Diabetes insipidus is often called Water Diabetes
Diabetes Insipidus not the disease that most people think of when they hear the word diabetes. For that, see diabetes mellitus.
Symptoms of Diabetes Inspidius
Diabetes insipidus is characterised by the production of excessive dilute urine and an extreme thirst in the patient. These can also be symptoms of diabetes mellitus, but the two diseases have very different causes. Diabetes insipidus is sometimes called the “water diabetes” (as opposed to diabetes mellitus which is called “sugar diabetes”).
One of the roles of the kidneys is to filter the blood that passes through them, and collect the water and dissolved toxins. This fluid will eventually become the urine, and is the way the body gets rid of a number of waste products from the body. However, before urine is produced and passed to the bladder, the kidneys need to re-absorb water from the filtrate so that the body does not dehydrate.
Causes of Diabetes Insipidus (DI)
Diabetes insipidus results when the kidneys are unable to re-absorb the excess water from the urine. The hormone in the body that is responsible for re-absorption of water is antidiuretic hormone (ADH). This is sometimes called vasopressin. Diabetes insipidus can result when either the pituitary gland is not able to produce sufficient ADH (“pituitary diabetes insipidus”), or the kidneys themselves are unable to respond to levels of ADH in the blood (“nephrogenic diabetes insipidus”).

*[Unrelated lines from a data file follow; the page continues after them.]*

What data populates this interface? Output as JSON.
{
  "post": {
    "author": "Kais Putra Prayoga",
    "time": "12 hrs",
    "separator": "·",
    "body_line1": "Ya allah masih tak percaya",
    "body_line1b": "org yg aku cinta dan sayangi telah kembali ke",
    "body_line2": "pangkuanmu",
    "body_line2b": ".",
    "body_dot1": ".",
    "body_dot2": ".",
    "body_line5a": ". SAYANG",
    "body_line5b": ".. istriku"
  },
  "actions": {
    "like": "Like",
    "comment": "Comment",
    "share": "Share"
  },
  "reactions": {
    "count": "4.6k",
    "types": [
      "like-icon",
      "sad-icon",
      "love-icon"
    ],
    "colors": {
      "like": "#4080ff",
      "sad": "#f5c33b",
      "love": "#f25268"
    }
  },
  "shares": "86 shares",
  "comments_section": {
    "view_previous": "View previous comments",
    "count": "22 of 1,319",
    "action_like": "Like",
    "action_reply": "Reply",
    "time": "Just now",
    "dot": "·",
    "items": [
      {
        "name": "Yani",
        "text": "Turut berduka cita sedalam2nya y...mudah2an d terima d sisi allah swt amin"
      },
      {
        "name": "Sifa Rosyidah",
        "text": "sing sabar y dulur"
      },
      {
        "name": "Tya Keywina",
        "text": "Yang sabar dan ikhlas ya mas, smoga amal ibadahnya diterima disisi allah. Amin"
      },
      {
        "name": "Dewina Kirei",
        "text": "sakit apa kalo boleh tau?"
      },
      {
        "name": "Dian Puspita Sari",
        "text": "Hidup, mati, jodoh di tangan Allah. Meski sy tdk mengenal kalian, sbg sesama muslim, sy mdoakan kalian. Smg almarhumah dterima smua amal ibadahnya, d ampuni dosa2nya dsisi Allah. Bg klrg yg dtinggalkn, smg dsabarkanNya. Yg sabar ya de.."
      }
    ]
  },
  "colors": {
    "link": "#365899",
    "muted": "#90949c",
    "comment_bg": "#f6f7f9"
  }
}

Pituitary DI is caused by damage to the posterior pituitary (where the ADH is produced) by, for example:
- head injury
The Nephrogenic DI (note: nephrogenic gets its name from “nephron” which are tubes found in the kidney responsible for water reabsorption) can be inherited but can also result from:
- kidney disease
Diagnosis of Diabetes Insipidus
The diagnosis of Diabetes Insipidus can include any of the following:
- Urine analysis – electrolyte levels.
- Blood tests – blood electrolyte measurements.

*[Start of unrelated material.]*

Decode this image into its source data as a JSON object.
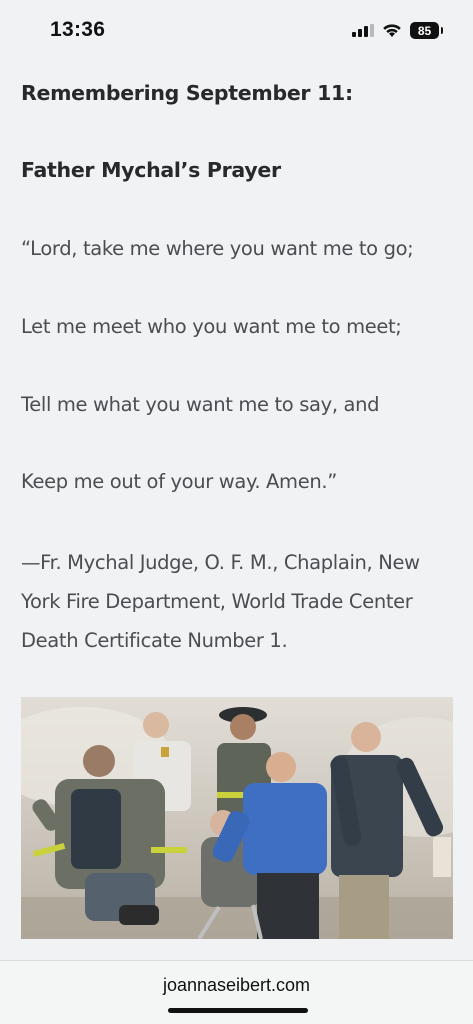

- Water deprivation tests – helps determine the type of DI. This test measures body weight, urine output and composition of urine during the test period when fluids are withheld from the patient.
Treatment of Diabetes Insipidus
The underlying cause of the disease needs to be treated if possible. e.g. if ADH is too low, patients can take ADH tablets or nasal spray.
Where damage is irreversible, treatment involves increasing excess fluid to balance the urine production, and possibly taking drugs to reduce urine excretion.
Diabetes Insipidus does not usually cause long term problems if treated.